Not just people in the park, but people everywhere are taking their lunch to work, or they are going home if it is close by. Today I saw most of the crew at the lumberyard eating their lunch in the back of a pickup under a tree near by.

Many are cutting corners that they didn't even see a year ago. I am a prime example.

One of my favorite things to do is to drive out to Redwood Bay Lumber in Blountstown. They have a room filled with exotic woods and every American hard wood you can think of. You can pick your boards, and they will plane them to what ever thickness you want.

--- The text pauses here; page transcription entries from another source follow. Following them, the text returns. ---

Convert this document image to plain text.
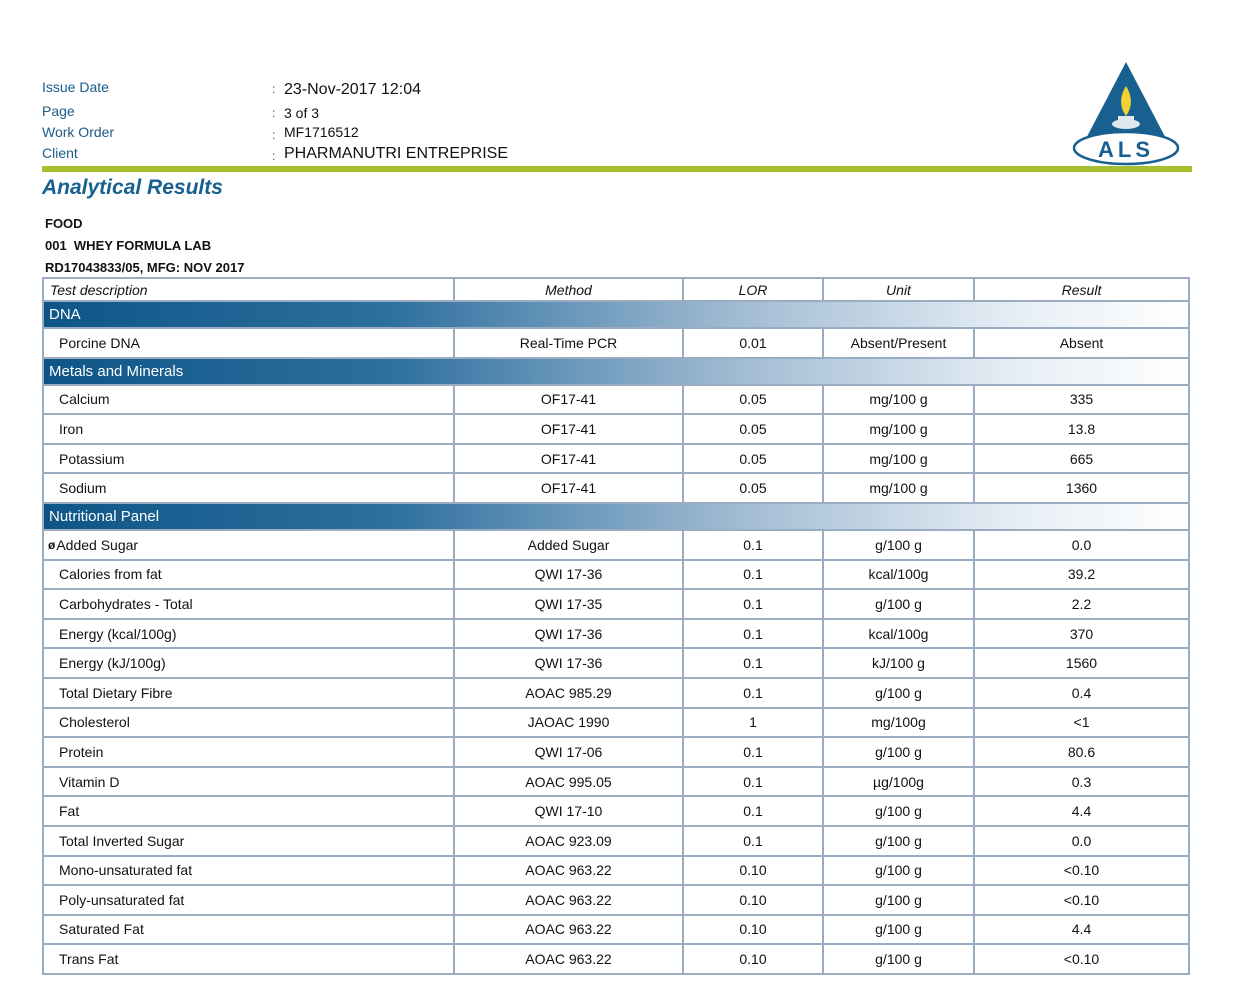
Issue Date	: 23-Nov-2017 12:04
Page	: 3 of 3
Work Order	: MF1716512
Client	: PHARMANUTRI ENTREPRISE	ALS
Analytical Results
FOOD
001  WHEY FORMULA LAB
RD17043833/05, MFG: NOV 2017
Test description	Method	LOR	Unit	Result
DNA
Porcine DNA	Real-Time PCR	0.01	Absent/Present	Absent
Metals and Minerals
Calcium	OF17-41	0.05	mg/100 g	335
Iron	OF17-41	0.05	mg/100 g	13.8
Potassium	OF17-41	0.05	mg/100 g	665
Sodium	OF17-41	0.05	mg/100 g	1360
Nutritional Panel
ø Added Sugar	Added Sugar	0.1	g/100 g	0.0
Calories from fat	QWI 17-36	0.1	kcal/100g	39.2
Carbohydrates - Total	QWI 17-35	0.1	g/100 g	2.2
Energy (kcal/100g)	QWI 17-36	0.1	kcal/100g	370
Energy (kJ/100g)	QWI 17-36	0.1	kJ/100 g	1560
Total Dietary Fibre	AOAC 985.29	0.1	g/100 g	0.4
Cholesterol	JAOAC 1990	1	mg/100g	<1
Protein	QWI 17-06	0.1	g/100 g	80.6
Vitamin D	AOAC 995.05	0.1	µg/100g	0.3
Fat	QWI 17-10	0.1	g/100 g	4.4
Total Inverted Sugar	AOAC 923.09	0.1	g/100 g	0.0
Mono-unsaturated fat	AOAC 963.22	0.10	g/100 g	<0.10
Poly-unsaturated fat	AOAC 963.22	0.10	g/100 g	<0.10
Saturated Fat	AOAC 963.22	0.10	g/100 g	4.4
Trans Fat	AOAC 963.22	0.10	g/100 g	<0.10
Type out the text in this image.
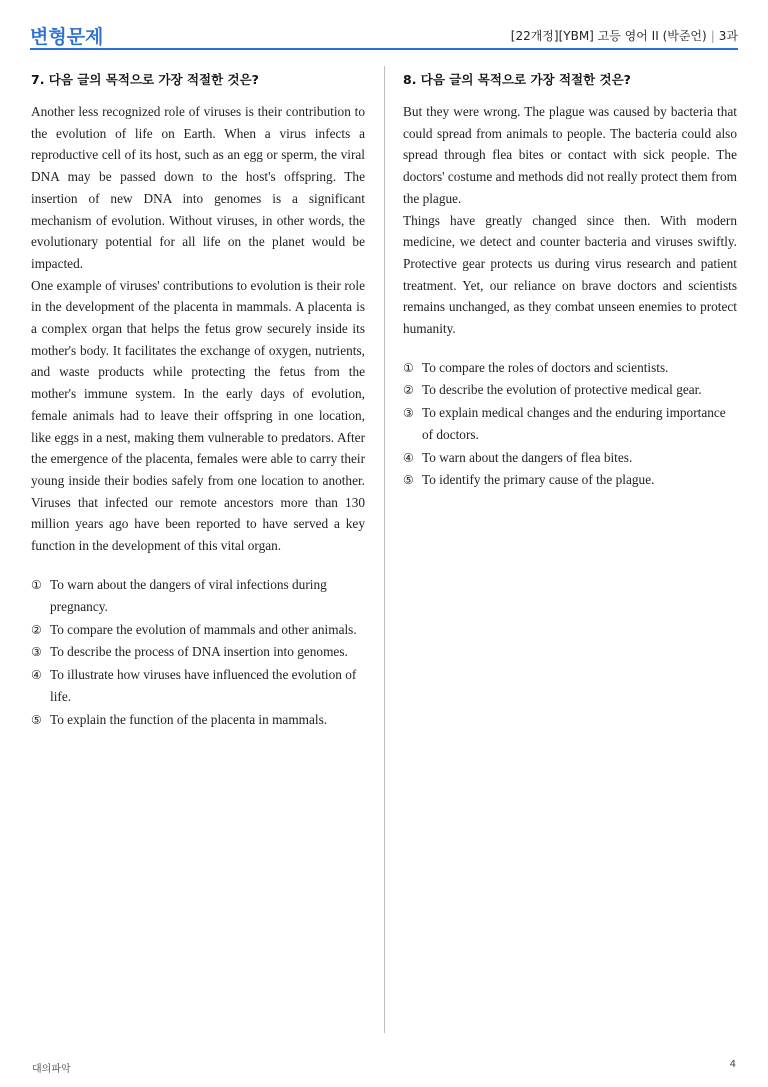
변형문제	[22개정][YBM] 고등 영어 II (박준언) | 3과
7. 다음 글의 목적으로 가장 적절한 것은?

Another less recognized role of viruses is their contribution to the evolution of life on Earth. When a virus infects a reproductive cell of its host, such as an egg or sperm, the viral DNA may be passed down to the host's offspring. The insertion of new DNA into genomes is a significant mechanism of evolution. Without viruses, in other words, the evolutionary potential for all life on the planet would be impacted.

One example of viruses' contributions to evolution is their role in the development of the placenta in mammals. A placenta is a complex organ that helps the fetus grow securely inside its mother's body. It facilitates the exchange of oxygen, nutrients, and waste products while protecting the fetus from the mother's immune system. In the early days of evolution, female animals had to leave their offspring in one location, like eggs in a nest, making them vulnerable to predators. After the emergence of the placenta, females were able to carry their young inside their bodies safely from one location to another. Viruses that infected our remote ancestors more than 130 million years ago have been reported to have served a key function in the development of this vital organ.

① To warn about the dangers of viral infections during pregnancy.
② To compare the evolution of mammals and other animals.
③ To describe the process of DNA insertion into genomes.
④ To illustrate how viruses have influenced the evolution of life.
⑤ To explain the function of the placenta in mammals.
8. 다음 글의 목적으로 가장 적절한 것은?

But they were wrong. The plague was caused by bacteria that could spread from animals to people. The bacteria could also spread through flea bites or contact with sick people. The doctors' costume and methods did not really protect them from the plague.

Things have greatly changed since then. With modern medicine, we detect and counter bacteria and viruses swiftly. Protective gear protects us during virus research and patient treatment. Yet, our reliance on brave doctors and scientists remains unchanged, as they combat unseen enemies to protect humanity.

① To compare the roles of doctors and scientists.
② To describe the evolution of protective medical gear.
③ To explain medical changes and the enduring importance of doctors.
④ To warn about the dangers of flea bites.
⑤ To identify the primary cause of the plague.
대의파악	4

My shop, like every wood working shop is filled with scraps of wood. Short pieces, narrow pieces, thin pieces, and odd shaped pieces. Well, about two months ago I decided that there would be no more trips to Redwood Bay until I used up all those scraps. You can make a lot of things with scraps, it just takes so long milling the wood to useable sizes. Also, it always seems that you are a couple of boards short, so you have to design the piece with two or more colors of wood and make it look like it was supposed to be that way.

After you get into it, it can be fun. The other day I spent hours cutting up all these scarps of oak trying to make some boards for a chest. I had to cut them all an inch by five eights inch thick so I could laminate them together to form wide boards. I had a fair amount of oak, but some of it was tongue and groove. I had to cut off the tongue and the groove, then cut what was left into one inch strips, then plane them down to five eights, because I had a bunch of scraps that thick. You can only make your boards as thick as your thinnest wood.

Because I am using up all these scraps, my shop is actually getting bigger. Every wood worker has a hard time throwing away wood, and most shops end up with wood leaning against the walls, packed in corners, under work tables, and in racks overhead. Some of the wood I am using today I have had for twenty or more years. Yes, I moved a bunch of wood scraps down to Florida with me from Minnesota.

I used a piece of select red oak yesterday that was ½ inch thick, 11 inches wide, and 22 inches long. Tell me, who could throw a piece of oak like that away? If you needed it, it would cost you maybe ten bucks to buy, but you couldn't buy a piece that small. So, you hang on to it thinking you will use it some day.

I am sure I'm not the only wood worker using up his or her scrap wood. Because we are using our scraps, I know sales are down at the lumber year. Like sales are down at the lunch counter, the frame shop, the car dealer, the jewelry supply store, and the place that sells stainless steel. All of that because the art patron's stock portfolio has tanked and they are afraid to go and buy at the art gallery opening.

It isn't just the art patron. It is everybody. People don't know what the future will hold and that makes them scared. Fear of the unknown makes you stop doing what you usually do. You don't know why, but you feel you had better hunker down and wait. You don't know what you are waiting for. Maybe you want the stock market to go back up. Maybe you want to see the unemployment numbers fall back down. Maybe you just want to feel good again. You don't know what will do it, but you know you will know when the time is right again.

The trouble is that the whole nation has stopped, just like you have. They are all waiting for a sign that things are going to get better. I hope it is soon, because I am running out of scraps.